Excessive and inappropriate intake of fluoride supplements may also
contribute to fluorosis. Fluoride drops and tablets, as well as fluoride fortified
vitamins should not be given to infants younger than six months of age. After that time,
fluoride supplements should only be given to children after all of the sources of ingested
fluoride have been accounted for and upon the recommendation of your pediatrician or
Certain foods contain high levels of fluoride, especially powdered
concentrate infant formula, soy-based infant formula, infant dry cereals, creamed spinach,
and infant chicken products. Please read the label or contact the manufacturer. Some
beverages also contain high levels of fluoride, especially decaffeinated teas, white
grape juices, and juice drinks manufactured in fluoridated cities.
Parents can take the following steps to decrease the risk of
fluorosis in their childrens teeth:
- Use baby tooth cleanser on the toothbrush of the very young child.

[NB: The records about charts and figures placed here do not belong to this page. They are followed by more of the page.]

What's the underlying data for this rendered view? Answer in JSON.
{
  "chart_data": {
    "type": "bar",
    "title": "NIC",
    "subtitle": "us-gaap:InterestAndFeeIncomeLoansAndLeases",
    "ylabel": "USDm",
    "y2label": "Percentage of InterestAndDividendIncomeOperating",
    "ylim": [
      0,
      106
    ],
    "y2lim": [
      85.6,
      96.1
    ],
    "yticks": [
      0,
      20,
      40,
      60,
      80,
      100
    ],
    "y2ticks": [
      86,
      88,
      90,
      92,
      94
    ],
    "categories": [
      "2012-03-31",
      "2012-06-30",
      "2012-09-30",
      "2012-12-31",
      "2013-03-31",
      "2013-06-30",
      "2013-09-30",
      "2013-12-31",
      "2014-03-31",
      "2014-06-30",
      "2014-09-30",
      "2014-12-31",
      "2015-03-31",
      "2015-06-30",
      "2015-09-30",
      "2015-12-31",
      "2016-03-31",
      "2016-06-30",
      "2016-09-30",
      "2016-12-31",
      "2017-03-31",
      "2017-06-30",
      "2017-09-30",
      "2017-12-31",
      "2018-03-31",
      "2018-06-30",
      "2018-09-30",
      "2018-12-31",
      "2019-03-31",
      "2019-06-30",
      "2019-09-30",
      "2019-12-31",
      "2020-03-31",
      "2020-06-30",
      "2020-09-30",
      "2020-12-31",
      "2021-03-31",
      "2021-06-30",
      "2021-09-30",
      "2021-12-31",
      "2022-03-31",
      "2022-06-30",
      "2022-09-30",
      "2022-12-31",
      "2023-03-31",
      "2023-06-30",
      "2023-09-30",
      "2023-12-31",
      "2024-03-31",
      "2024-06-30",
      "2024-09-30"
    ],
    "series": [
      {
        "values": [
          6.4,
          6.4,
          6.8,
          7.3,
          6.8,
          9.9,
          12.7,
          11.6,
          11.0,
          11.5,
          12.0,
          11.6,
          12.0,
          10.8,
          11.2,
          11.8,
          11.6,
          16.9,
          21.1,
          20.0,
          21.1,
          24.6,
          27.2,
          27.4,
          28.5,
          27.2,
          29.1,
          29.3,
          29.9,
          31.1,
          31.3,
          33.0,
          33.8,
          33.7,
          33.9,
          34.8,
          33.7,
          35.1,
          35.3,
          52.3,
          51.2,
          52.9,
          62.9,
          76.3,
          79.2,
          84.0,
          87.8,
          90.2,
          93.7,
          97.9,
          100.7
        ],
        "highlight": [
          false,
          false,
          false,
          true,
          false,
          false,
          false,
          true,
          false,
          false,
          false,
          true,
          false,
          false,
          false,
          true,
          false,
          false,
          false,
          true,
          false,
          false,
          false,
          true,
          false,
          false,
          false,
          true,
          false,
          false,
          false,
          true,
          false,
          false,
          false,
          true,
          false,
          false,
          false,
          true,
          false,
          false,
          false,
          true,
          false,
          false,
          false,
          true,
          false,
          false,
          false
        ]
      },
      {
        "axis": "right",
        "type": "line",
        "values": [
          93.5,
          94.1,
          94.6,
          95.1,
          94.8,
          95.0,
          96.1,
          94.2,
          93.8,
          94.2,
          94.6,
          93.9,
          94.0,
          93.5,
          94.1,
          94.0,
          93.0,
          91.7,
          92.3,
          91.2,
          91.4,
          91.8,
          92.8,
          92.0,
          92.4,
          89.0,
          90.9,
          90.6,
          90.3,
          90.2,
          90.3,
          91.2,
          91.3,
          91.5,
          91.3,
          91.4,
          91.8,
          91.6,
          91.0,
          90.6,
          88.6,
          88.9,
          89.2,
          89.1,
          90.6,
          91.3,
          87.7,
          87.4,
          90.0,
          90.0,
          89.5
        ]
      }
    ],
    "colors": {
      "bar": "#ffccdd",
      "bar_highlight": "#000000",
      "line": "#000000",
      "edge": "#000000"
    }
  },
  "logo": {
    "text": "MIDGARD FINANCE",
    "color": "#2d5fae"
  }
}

- Place only a pea sized drop of childrens toothpaste on the
brush when brushing.
- Account for all of the sources of ingested fluoride before requesting
fluoride supplements from your childs physician or pediatric dentist.
- Avoid giving any fluoride-containing supplements to infants until
they are at least 6 months old.
- Obtain fluoride level test results for your drinking water before
giving fluoride supplements to your child (check with local water utilities).